2, the pea flour poured into the basin, blended into the water stirred into pulp, add salt.
3, on the pot to fire, fill the water, wait for the water temperature to forty degrees Celsius, slowly dripping into the pea pulp, while dripping shoveling the bottom of the pot.
4, turn out the potpourri to prevent the bottom of the paste, until thick and thick. When the pan is halfway between the pot and the paste, serve in a tiled pot to cool and solidify.

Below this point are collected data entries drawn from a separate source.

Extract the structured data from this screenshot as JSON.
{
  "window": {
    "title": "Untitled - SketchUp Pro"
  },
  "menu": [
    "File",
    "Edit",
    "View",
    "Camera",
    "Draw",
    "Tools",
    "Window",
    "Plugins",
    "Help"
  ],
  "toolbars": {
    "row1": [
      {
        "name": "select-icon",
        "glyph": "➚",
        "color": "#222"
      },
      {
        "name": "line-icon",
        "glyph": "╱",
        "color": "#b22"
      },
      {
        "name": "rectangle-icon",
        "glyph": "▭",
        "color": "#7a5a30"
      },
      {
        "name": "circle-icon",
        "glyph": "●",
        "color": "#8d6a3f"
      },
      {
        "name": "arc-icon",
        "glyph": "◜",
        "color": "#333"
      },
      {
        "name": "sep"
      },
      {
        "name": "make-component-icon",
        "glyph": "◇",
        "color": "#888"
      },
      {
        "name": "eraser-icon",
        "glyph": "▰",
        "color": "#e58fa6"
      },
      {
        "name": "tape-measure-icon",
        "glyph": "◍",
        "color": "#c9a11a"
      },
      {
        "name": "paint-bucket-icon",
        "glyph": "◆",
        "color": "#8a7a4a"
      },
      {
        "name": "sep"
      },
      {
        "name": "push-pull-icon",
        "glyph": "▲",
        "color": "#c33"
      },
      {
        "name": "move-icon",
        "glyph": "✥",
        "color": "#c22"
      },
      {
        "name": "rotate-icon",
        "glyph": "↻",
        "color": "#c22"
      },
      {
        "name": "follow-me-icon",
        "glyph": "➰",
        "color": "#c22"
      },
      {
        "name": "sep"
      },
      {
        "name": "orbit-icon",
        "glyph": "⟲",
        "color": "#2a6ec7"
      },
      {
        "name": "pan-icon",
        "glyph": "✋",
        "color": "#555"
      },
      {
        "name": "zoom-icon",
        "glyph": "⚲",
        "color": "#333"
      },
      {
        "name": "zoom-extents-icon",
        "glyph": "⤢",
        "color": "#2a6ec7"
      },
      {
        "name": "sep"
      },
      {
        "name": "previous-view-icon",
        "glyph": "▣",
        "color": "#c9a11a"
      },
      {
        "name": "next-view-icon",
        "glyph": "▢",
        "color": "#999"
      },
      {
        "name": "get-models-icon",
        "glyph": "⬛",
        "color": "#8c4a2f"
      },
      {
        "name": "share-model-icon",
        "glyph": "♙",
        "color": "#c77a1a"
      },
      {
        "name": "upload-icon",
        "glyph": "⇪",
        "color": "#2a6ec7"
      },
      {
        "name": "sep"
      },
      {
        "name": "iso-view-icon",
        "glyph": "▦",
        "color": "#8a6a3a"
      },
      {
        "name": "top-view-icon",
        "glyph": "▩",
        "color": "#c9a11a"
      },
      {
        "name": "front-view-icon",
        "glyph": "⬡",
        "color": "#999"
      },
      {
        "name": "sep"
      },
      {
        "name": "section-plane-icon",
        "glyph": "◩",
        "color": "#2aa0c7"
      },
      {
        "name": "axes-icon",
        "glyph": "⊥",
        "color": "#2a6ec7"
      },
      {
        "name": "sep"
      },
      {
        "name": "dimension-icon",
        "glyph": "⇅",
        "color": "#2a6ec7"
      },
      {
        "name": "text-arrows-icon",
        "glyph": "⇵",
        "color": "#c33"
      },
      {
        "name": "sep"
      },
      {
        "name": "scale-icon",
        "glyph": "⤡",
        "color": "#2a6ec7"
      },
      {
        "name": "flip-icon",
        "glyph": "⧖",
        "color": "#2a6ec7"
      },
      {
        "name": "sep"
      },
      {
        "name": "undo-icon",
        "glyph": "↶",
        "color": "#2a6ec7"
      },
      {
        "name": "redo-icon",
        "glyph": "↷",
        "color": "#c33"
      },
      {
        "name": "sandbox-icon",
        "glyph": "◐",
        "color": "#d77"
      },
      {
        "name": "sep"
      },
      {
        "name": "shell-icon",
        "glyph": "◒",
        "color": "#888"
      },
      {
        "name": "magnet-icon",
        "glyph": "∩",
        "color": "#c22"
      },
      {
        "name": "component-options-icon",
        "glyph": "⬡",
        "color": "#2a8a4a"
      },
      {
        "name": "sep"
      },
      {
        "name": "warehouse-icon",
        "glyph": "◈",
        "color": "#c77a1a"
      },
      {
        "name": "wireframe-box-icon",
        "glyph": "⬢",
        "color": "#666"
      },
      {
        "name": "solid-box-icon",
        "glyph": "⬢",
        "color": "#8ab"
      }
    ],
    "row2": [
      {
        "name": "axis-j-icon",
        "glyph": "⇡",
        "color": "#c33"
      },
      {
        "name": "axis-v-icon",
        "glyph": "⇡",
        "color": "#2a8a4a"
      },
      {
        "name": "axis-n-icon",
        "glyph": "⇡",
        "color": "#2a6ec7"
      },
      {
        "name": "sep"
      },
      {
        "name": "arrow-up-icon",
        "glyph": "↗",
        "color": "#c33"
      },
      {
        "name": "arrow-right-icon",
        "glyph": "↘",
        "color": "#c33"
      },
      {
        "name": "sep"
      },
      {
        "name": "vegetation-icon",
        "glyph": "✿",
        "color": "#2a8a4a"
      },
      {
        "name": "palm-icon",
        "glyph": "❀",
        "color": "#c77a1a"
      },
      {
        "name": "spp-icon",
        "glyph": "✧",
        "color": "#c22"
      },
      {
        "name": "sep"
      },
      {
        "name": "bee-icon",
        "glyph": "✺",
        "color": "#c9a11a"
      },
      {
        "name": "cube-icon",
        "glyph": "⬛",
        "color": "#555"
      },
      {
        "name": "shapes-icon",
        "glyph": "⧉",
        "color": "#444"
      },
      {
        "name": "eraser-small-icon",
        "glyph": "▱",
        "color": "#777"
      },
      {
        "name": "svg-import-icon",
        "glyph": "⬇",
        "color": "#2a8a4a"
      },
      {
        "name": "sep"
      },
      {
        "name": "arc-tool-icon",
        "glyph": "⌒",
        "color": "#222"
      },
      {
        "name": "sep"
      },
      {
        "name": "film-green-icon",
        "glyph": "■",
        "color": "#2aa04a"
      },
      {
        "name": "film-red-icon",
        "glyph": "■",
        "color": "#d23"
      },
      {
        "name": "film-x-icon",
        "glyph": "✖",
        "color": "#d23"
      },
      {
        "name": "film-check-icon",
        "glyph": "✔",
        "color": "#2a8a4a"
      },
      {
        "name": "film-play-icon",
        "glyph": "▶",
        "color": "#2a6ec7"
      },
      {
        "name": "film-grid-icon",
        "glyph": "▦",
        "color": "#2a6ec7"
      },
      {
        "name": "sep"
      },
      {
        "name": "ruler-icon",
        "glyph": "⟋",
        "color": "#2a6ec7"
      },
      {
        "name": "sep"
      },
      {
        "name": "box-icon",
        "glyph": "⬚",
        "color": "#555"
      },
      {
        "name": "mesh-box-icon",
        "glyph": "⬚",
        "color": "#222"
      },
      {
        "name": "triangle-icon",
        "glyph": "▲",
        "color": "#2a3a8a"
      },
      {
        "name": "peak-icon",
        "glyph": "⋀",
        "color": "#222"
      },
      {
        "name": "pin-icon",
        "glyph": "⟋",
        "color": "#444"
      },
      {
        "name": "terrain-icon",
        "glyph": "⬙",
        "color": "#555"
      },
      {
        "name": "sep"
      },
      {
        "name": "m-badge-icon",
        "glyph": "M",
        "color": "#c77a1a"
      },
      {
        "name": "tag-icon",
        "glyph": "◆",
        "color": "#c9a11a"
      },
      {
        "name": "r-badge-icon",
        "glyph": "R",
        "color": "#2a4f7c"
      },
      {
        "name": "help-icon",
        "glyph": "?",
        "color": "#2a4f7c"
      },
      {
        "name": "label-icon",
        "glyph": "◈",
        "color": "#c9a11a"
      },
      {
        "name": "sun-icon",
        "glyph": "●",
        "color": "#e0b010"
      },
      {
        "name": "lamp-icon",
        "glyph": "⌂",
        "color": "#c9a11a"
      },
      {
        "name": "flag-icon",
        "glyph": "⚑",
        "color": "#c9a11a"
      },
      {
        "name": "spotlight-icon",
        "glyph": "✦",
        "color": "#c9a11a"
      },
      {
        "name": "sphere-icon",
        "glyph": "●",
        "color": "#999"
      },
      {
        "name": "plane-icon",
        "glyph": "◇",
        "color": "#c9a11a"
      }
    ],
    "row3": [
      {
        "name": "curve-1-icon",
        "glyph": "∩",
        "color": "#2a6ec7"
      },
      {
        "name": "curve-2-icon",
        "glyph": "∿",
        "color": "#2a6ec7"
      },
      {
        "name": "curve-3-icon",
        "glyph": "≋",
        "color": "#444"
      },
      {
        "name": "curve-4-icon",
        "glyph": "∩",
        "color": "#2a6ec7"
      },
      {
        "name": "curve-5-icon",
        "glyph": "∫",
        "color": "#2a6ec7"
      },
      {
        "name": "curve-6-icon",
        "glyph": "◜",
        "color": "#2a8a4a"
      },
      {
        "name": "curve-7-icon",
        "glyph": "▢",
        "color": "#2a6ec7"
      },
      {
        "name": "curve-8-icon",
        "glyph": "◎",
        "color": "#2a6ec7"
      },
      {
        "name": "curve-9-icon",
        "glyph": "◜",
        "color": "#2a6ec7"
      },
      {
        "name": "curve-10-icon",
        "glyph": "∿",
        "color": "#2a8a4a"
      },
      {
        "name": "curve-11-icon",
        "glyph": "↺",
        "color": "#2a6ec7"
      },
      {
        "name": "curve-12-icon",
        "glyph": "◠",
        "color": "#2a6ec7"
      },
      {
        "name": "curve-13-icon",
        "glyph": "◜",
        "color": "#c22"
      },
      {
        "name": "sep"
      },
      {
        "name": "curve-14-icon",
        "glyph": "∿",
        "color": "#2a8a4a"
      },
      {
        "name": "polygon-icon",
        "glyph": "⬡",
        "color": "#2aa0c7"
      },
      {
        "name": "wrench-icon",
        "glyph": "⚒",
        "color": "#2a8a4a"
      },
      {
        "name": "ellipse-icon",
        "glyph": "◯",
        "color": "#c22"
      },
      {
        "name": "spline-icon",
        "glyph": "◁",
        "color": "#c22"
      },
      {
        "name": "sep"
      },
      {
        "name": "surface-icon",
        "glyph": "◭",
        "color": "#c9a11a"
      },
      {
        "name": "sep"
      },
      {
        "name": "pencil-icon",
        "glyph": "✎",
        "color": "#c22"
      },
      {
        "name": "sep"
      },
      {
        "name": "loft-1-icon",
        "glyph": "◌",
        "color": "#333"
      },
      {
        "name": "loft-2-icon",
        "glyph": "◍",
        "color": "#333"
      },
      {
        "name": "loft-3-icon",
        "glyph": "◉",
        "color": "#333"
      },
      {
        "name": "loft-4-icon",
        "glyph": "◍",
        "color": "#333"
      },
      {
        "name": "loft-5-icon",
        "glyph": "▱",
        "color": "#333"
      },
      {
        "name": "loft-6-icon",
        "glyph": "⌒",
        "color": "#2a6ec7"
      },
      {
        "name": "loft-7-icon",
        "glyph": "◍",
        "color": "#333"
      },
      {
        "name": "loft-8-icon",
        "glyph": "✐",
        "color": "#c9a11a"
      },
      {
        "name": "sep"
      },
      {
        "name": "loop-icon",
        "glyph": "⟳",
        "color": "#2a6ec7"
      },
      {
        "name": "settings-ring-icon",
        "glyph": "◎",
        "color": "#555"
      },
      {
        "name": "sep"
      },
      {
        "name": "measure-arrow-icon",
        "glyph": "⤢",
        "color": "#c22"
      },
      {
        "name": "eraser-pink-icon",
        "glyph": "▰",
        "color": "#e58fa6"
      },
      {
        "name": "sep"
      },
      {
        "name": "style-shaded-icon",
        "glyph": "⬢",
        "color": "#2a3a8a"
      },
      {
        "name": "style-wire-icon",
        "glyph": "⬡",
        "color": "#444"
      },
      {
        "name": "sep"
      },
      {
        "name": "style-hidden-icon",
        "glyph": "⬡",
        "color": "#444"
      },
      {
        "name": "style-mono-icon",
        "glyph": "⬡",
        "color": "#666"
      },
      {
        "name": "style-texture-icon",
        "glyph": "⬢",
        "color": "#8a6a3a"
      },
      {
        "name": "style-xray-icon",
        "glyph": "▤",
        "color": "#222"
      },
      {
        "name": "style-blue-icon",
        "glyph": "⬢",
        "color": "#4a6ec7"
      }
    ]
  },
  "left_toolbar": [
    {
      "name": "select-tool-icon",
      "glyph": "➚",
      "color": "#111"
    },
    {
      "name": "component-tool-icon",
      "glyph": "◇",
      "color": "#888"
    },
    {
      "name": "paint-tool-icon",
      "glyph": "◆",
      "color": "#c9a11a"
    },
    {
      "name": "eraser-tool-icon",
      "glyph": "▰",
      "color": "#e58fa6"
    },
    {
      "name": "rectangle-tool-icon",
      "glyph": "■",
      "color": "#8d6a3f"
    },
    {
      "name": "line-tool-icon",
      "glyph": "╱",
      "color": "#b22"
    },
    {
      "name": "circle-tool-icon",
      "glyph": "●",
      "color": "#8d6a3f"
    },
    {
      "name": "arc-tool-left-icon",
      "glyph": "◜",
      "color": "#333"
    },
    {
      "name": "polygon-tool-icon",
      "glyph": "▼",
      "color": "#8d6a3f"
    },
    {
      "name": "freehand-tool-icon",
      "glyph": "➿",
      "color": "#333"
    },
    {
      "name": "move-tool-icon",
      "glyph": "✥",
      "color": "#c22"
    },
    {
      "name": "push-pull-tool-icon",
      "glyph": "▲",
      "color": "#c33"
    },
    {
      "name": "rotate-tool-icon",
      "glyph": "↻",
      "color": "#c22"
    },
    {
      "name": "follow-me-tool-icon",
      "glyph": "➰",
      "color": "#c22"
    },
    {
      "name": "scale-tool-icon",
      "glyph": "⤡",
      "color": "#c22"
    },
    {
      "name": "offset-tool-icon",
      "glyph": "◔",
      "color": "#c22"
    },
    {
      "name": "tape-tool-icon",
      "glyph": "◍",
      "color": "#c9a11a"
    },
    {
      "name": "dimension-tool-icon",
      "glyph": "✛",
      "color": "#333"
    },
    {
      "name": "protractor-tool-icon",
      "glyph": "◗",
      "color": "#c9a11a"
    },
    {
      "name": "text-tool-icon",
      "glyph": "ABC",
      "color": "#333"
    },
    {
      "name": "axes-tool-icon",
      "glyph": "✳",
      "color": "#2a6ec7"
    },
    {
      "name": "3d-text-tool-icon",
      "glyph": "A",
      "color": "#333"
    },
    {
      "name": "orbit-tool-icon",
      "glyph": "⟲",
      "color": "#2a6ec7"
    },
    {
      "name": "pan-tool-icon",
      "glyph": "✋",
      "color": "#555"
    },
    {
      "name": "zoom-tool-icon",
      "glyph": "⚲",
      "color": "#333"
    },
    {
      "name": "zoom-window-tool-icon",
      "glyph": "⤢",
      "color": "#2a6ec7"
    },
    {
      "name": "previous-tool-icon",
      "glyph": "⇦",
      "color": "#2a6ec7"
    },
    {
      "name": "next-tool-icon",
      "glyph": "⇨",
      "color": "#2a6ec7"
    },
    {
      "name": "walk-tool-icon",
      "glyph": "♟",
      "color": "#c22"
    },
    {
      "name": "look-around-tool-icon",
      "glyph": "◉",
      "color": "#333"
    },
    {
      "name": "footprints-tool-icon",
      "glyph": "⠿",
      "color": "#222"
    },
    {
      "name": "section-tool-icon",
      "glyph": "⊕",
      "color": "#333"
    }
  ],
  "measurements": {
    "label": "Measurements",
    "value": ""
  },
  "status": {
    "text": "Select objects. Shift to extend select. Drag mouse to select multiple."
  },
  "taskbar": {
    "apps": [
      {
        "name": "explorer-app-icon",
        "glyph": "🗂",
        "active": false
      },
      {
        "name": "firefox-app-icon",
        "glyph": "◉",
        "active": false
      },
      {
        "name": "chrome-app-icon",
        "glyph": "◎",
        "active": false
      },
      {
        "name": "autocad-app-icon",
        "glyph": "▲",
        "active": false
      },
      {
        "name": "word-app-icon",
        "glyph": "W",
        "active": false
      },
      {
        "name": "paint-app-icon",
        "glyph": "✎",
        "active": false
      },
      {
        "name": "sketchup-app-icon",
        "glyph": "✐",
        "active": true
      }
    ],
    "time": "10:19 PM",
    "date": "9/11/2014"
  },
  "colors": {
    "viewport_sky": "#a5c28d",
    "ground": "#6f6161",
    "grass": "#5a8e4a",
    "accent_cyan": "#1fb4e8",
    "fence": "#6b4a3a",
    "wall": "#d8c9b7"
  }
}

5. Tip the solidified paste onto a wooden board and cover with wet saran wrap.
6, to seasoning. Wash the parsley and chopped fine into a bowl. Garlic peeled and minced into a puree, respectively, into a bowl of cool water into the garlic sauce, other seasonings were installed in a bowl.
7, fill the bowl. The congealed pea paste cut into thin strips into the bowl. According to the requirements of the diner's taste, use a spoon to scoop a variety of seasonings into the bowl, mix well and can be eaten.